Hi Folks, i am currently designing some articles for our website and i am a little short on photos. The articles are generally Co2 based so what i need are really nice photos of Co2 equipment and the main one being a dropchecker, a real sexy glass one would be nice.
A good photo of a nice glass diffuser would also be great, either in a tank and working or an arty one out of the tank or what ever, i'm open to suggestions.
I would like to get this article finished asap. Thanks in advance folks.
Dan


----------



## George Farmer (28 Jan 2008)

I've got a few - dropper, Rhinox and reg etc.

I'll email you hi-res shots tonight mate.

Does this work for you?

http://video.google.co.uk/videoplay?doc ... &plindex=0


----------



## Dan Crawford (28 Jan 2008)

sorry mate, you know me and my uber quality issues!

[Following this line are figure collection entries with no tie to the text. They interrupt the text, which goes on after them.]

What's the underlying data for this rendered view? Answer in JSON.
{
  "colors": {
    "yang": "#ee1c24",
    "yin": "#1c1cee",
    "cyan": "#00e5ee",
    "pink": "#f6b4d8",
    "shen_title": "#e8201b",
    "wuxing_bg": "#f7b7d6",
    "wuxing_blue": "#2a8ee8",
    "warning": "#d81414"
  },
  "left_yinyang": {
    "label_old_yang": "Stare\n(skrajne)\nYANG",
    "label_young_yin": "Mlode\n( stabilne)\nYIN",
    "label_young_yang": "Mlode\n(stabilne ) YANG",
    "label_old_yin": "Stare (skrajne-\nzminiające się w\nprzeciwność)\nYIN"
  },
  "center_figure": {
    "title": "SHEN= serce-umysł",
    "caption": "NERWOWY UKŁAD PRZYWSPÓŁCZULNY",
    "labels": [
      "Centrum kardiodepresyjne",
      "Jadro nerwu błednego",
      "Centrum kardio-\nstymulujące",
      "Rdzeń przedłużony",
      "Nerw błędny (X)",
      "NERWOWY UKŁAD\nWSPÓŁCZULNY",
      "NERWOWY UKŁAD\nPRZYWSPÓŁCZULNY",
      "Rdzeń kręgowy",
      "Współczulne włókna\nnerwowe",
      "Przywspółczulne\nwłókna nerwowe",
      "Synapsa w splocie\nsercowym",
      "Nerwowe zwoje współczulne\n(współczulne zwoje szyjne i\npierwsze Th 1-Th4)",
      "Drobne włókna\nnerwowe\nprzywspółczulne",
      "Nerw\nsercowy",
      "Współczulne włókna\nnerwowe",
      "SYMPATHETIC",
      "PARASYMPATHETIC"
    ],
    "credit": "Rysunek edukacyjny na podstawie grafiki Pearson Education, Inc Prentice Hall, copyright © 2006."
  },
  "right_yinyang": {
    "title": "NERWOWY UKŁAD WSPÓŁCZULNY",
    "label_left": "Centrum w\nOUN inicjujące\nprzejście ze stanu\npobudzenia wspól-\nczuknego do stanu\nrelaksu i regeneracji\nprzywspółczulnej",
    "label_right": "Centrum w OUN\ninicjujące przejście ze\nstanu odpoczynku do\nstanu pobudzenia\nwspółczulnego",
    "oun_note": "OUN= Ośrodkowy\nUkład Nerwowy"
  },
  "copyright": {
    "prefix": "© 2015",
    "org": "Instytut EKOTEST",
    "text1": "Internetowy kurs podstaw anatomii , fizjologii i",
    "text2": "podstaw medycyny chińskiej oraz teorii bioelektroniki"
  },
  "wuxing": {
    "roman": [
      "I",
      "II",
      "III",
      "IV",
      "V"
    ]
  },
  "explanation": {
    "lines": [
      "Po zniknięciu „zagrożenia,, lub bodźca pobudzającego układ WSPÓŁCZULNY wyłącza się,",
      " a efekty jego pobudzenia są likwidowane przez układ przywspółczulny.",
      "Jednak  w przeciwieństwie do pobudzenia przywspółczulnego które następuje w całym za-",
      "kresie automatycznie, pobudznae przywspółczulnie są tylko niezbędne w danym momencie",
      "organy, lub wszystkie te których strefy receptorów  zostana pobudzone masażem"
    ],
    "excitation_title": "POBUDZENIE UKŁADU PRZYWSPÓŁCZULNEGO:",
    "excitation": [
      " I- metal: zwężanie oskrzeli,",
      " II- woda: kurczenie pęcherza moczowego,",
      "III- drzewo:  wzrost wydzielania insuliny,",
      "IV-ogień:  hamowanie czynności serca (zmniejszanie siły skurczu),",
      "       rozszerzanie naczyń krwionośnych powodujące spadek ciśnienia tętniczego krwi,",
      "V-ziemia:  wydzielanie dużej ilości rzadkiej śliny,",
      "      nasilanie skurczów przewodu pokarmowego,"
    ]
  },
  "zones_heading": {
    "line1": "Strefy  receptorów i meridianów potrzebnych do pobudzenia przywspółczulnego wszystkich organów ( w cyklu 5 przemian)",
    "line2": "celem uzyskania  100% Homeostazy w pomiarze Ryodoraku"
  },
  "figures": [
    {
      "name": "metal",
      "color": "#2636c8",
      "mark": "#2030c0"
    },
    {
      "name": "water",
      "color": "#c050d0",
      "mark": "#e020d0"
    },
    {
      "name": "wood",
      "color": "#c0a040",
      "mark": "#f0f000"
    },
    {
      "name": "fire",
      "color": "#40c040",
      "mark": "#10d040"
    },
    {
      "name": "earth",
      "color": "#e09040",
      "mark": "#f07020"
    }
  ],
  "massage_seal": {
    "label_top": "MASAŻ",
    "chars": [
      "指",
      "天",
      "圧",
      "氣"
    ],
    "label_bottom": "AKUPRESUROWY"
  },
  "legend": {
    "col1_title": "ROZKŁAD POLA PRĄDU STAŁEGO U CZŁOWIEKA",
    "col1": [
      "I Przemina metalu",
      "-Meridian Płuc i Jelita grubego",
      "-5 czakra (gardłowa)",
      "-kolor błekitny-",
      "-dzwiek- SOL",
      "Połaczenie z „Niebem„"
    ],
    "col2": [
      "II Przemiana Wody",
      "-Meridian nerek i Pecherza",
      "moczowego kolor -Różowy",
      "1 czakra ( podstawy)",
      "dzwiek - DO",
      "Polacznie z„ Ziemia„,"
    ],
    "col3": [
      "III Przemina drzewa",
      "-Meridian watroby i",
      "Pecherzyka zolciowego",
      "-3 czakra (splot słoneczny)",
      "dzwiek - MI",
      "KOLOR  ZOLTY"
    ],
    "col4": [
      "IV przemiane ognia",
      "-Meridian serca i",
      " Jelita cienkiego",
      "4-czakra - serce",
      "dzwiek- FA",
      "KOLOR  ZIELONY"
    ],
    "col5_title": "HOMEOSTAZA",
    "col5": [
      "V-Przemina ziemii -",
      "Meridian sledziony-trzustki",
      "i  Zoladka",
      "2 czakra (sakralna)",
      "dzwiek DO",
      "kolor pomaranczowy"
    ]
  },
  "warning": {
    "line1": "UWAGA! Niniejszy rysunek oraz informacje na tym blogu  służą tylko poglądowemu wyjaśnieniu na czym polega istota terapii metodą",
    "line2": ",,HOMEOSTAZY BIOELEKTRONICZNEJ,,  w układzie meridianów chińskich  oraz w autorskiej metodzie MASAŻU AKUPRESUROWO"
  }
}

Drop me an email later, looking forward to it.


----------



## Garuf (28 Jan 2008)

I've one of a drop checker, I'll upload it later if you pm me


----------



## Dan Crawford (28 Jan 2008)

PM'd


----------



## George Farmer (28 Jan 2008)

Dan Crawford said:
			
		

> sorry mate, you know me and my uber quality issues!
> 
> Drop me an email later, looking forward to it.



You mean the video quality, or my crap photography!?


----------



## Dan Crawford (28 Jan 2008)

sorry mate the video!


----------